How to Get Yourself Blacklisted by In-House Counsel

By William Peacock, Esq. on April 08, 2013 | Last updated on March 21, 2019

How do I hate thee, let me count the ways: your cold calls, your billing practices, your soliciting legal work from our MBAs. While in-house attorneys are generally considered to be Jacks and Jills of all trades, they do occasionally have to call upon outside counsel for help. If you want to land (or keep) some of this lucrative work, you have to avoid some of the more common missteps that will land you on the mythical black list.

Though every person has their own individual pet peeves, there are some acts that will irritate even the most even-keeled Ghandi-like attorney.

Solicitation and Cold Calls

IBM general counsel Robert Weber cites issues with cold pitch letters and solicitation as some of his biggest irritants, reports the ABA Journal. If you have no experience and no connection to IBM or Weber personally, you shouldn't be contacting him in hopes of representing IBM in a recently filed lawsuits. Apparently, some firms stalk that docket and send a form letter offering services. IBM typically asks for a list of cases that they've tried in that jurisdiction, which scares off most solicitors.

The other big solicitation no-no is flanking the in-house legal department and asking the MBAs to hook your firm up with legal work. Personal contacts can't hurt your pitch - unless the general counsel feels like he's being forced to hire you.

Limited Communication

Another of Weber's irritants is not understanding your client's needs and desires. He once asked outside counsel why a jury trial was not requested in an ongoing case. The response was a four-page memo. Whether Weber's issue was with the length of the memo or the medium of the response, a better strategy would've been to consult with the client before making such a big decision - especially since your client employs its own freaking attorney to handle these matters.

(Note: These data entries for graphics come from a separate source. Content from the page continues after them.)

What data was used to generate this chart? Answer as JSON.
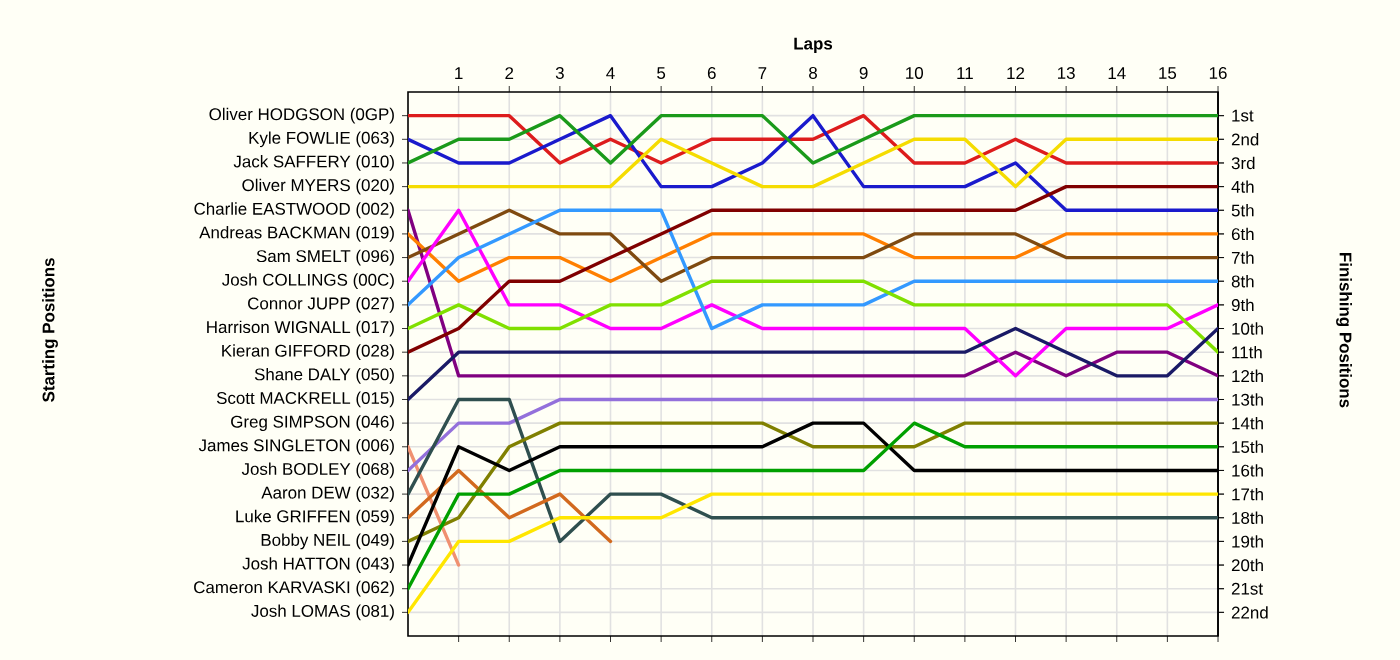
{
  "chart_data": {
    "type": "line",
    "xlabel": "Laps",
    "annotations": [
      "Starting Positions"
    ],
    "y2label": "Finishing Positions",
    "x": [
      0,
      1,
      2,
      3,
      4,
      5,
      6,
      7,
      8,
      9,
      10,
      11,
      12,
      13,
      14,
      15,
      16
    ],
    "xlim": [
      0,
      16
    ],
    "xticks": [
      1,
      2,
      3,
      4,
      5,
      6,
      7,
      8,
      9,
      10,
      11,
      12,
      13,
      14,
      15,
      16
    ],
    "y_categories": [
      "Oliver HODGSON (0GP)",
      "Kyle FOWLIE (063)",
      "Jack SAFFERY (010)",
      "Oliver MYERS (020)",
      "Charlie EASTWOOD (002)",
      "Andreas BACKMAN (019)",
      "Sam SMELT (096)",
      "Josh COLLINGS (00C)",
      "Connor JUPP (027)",
      "Harrison WIGNALL (017)",
      "Kieran GIFFORD (028)",
      "Shane DALY (050)",
      "Scott MACKRELL (015)",
      "Greg SIMPSON (046)",
      "James SINGLETON (006)",
      "Josh BODLEY (068)",
      "Aaron DEW (032)",
      "Luke GRIFFEN (059)",
      "Bobby NEIL (049)",
      "Josh HATTON (043)",
      "Cameron KARVASKI (062)",
      "Josh LOMAS (081)"
    ],
    "y2lim": [
      23,
      0
    ],
    "y2ticks": [
      {
        "value": 1,
        "label": "1st"
      },
      {
        "value": 2,
        "label": "2nd"
      },
      {
        "value": 3,
        "label": "3rd"
      },
      {
        "value": 4,
        "label": "4th"
      },
      {
        "value": 5,
        "label": "5th"
      },
      {
        "value": 6,
        "label": "6th"
      },
      {
        "value": 7,
        "label": "7th"
      },
      {
        "value": 8,
        "label": "8th"
      },
      {
        "value": 9,
        "label": "9th"
      },
      {
        "value": 10,
        "label": "10th"
      },
      {
        "value": 11,
        "label": "11th"
      },
      {
        "value": 12,
        "label": "12th"
      },
      {
        "value": 13,
        "label": "13th"
      },
      {
        "value": 14,
        "label": "14th"
      },
      {
        "value": 15,
        "label": "15th"
      },
      {
        "value": 16,
        "label": "16th"
      },
      {
        "value": 17,
        "label": "17th"
      },
      {
        "value": 18,
        "label": "18th"
      },
      {
        "value": 19,
        "label": "19th"
      },
      {
        "value": 20,
        "label": "20th"
      },
      {
        "value": 21,
        "label": "21st"
      },
      {
        "value": 22,
        "label": "22nd"
      }
    ],
    "grid": true,
    "series": [
      {
        "axis": "y2",
        "color": "#dd1c1c",
        "values": [
          1,
          1,
          1,
          3,
          2,
          3,
          2,
          2,
          2,
          1,
          3,
          3,
          2,
          3,
          3,
          3,
          3
        ]
      },
      {
        "axis": "y2",
        "color": "#1a1acc",
        "values": [
          2,
          3,
          3,
          2,
          1,
          4,
          4,
          3,
          1,
          4,
          4,
          4,
          3,
          5,
          5,
          5,
          5
        ]
      },
      {
        "axis": "y2",
        "color": "#1a9a1a",
        "values": [
          3,
          2,
          2,
          1,
          3,
          1,
          1,
          1,
          3,
          2,
          1,
          1,
          1,
          1,
          1,
          1,
          1
        ]
      },
      {
        "axis": "y2",
        "color": "#f5dc00",
        "values": [
          4,
          4,
          4,
          4,
          4,
          2,
          3,
          4,
          4,
          3,
          2,
          2,
          4,
          2,
          2,
          2,
          2
        ]
      },
      {
        "axis": "y2",
        "color": "#800080",
        "values": [
          5,
          12,
          12,
          12,
          12,
          12,
          12,
          12,
          12,
          12,
          12,
          12,
          11,
          12,
          11,
          11,
          12
        ]
      },
      {
        "axis": "y2",
        "color": "#ff7f00",
        "values": [
          6,
          8,
          7,
          7,
          8,
          7,
          6,
          6,
          6,
          6,
          7,
          7,
          7,
          6,
          6,
          6,
          6
        ]
      },
      {
        "axis": "y2",
        "color": "#7f4a10",
        "values": [
          7,
          6,
          5,
          6,
          6,
          8,
          7,
          7,
          7,
          7,
          6,
          6,
          6,
          7,
          7,
          7,
          7
        ]
      },
      {
        "axis": "y2",
        "color": "#ff00ff",
        "values": [
          8,
          5,
          9,
          9,
          10,
          10,
          9,
          10,
          10,
          10,
          10,
          10,
          12,
          10,
          10,
          10,
          9
        ]
      },
      {
        "axis": "y2",
        "color": "#3399ff",
        "values": [
          9,
          7,
          6,
          5,
          5,
          5,
          10,
          9,
          9,
          9,
          8,
          8,
          8,
          8,
          8,
          8,
          8
        ]
      },
      {
        "axis": "y2",
        "color": "#80e000",
        "values": [
          10,
          9,
          10,
          10,
          9,
          9,
          8,
          8,
          8,
          8,
          9,
          9,
          9,
          9,
          9,
          9,
          11
        ]
      },
      {
        "axis": "y2",
        "color": "#800000",
        "values": [
          11,
          10,
          8,
          8,
          7,
          6,
          5,
          5,
          5,
          5,
          5,
          5,
          5,
          4,
          4,
          4,
          4
        ]
      },
      {
        "axis": "y2",
        "color": "#1a1a66",
        "values": [
          13,
          11,
          11,
          11,
          11,
          11,
          11,
          11,
          11,
          11,
          11,
          11,
          10,
          11,
          12,
          12,
          10
        ]
      },
      {
        "axis": "y2",
        "color": "#f09070",
        "values": [
          15,
          20,
          null,
          null,
          null,
          null,
          null,
          null,
          null,
          null,
          null,
          null,
          null,
          null,
          null,
          null,
          null
        ]
      },
      {
        "axis": "y2",
        "color": "#9370db",
        "values": [
          16,
          14,
          14,
          13,
          13,
          13,
          13,
          13,
          13,
          13,
          13,
          13,
          13,
          13,
          13,
          13,
          13
        ]
      },
      {
        "axis": "y2",
        "color": "#2f4f4f",
        "values": [
          17,
          13,
          13,
          19,
          17,
          17,
          18,
          18,
          18,
          18,
          18,
          18,
          18,
          18,
          18,
          18,
          18
        ]
      },
      {
        "axis": "y2",
        "color": "#d2691e",
        "values": [
          18,
          16,
          18,
          17,
          19,
          null,
          null,
          null,
          null,
          null,
          null,
          null,
          null,
          null,
          null,
          null,
          null
        ]
      },
      {
        "axis": "y2",
        "color": "#808000",
        "values": [
          19,
          18,
          15,
          14,
          14,
          14,
          14,
          14,
          15,
          15,
          15,
          14,
          14,
          14,
          14,
          14,
          14
        ]
      },
      {
        "axis": "y2",
        "color": "#000000",
        "values": [
          20,
          15,
          16,
          15,
          15,
          15,
          15,
          15,
          14,
          14,
          16,
          16,
          16,
          16,
          16,
          16,
          16
        ]
      },
      {
        "axis": "y2",
        "color": "#00a000",
        "values": [
          21,
          17,
          17,
          16,
          16,
          16,
          16,
          16,
          16,
          16,
          14,
          15,
          15,
          15,
          15,
          15,
          15
        ]
      },
      {
        "axis": "y2",
        "color": "#ffe600",
        "values": [
          22,
          19,
          19,
          18,
          18,
          18,
          17,
          17,
          17,
          17,
          17,
          17,
          17,
          17,
          17,
          17,
          17
        ]
      }
    ]
  }
}
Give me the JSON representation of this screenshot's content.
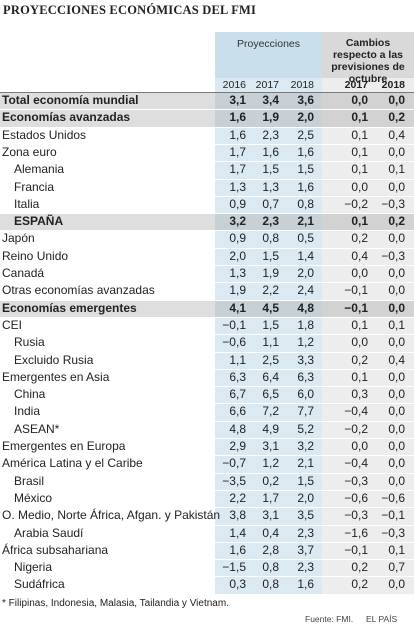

In-house and outside counsel are a team. Decisions should be made with input from both sides. You should also know how in-house counsel likes issues handled. Do they prefer four page memos or a quick discussion of the issue over the phone?

"Piper-ing" the Bill

Too soon? We hope not. After DLA Piper's leaked emails joking about bill padding, and the underlying overbilling lawsuit, we wouldn't be surprised to see a few clients reconsider their choice of counsel. Then again, their reputation should prevent any widespread shedding of clients.

How about you? Can you afford the hit to your reputation? Do you have the resources to lose a major client and defend yourself in litigation over an inflated bill? Keep the bill honest, uninflated, and well notated, just in case.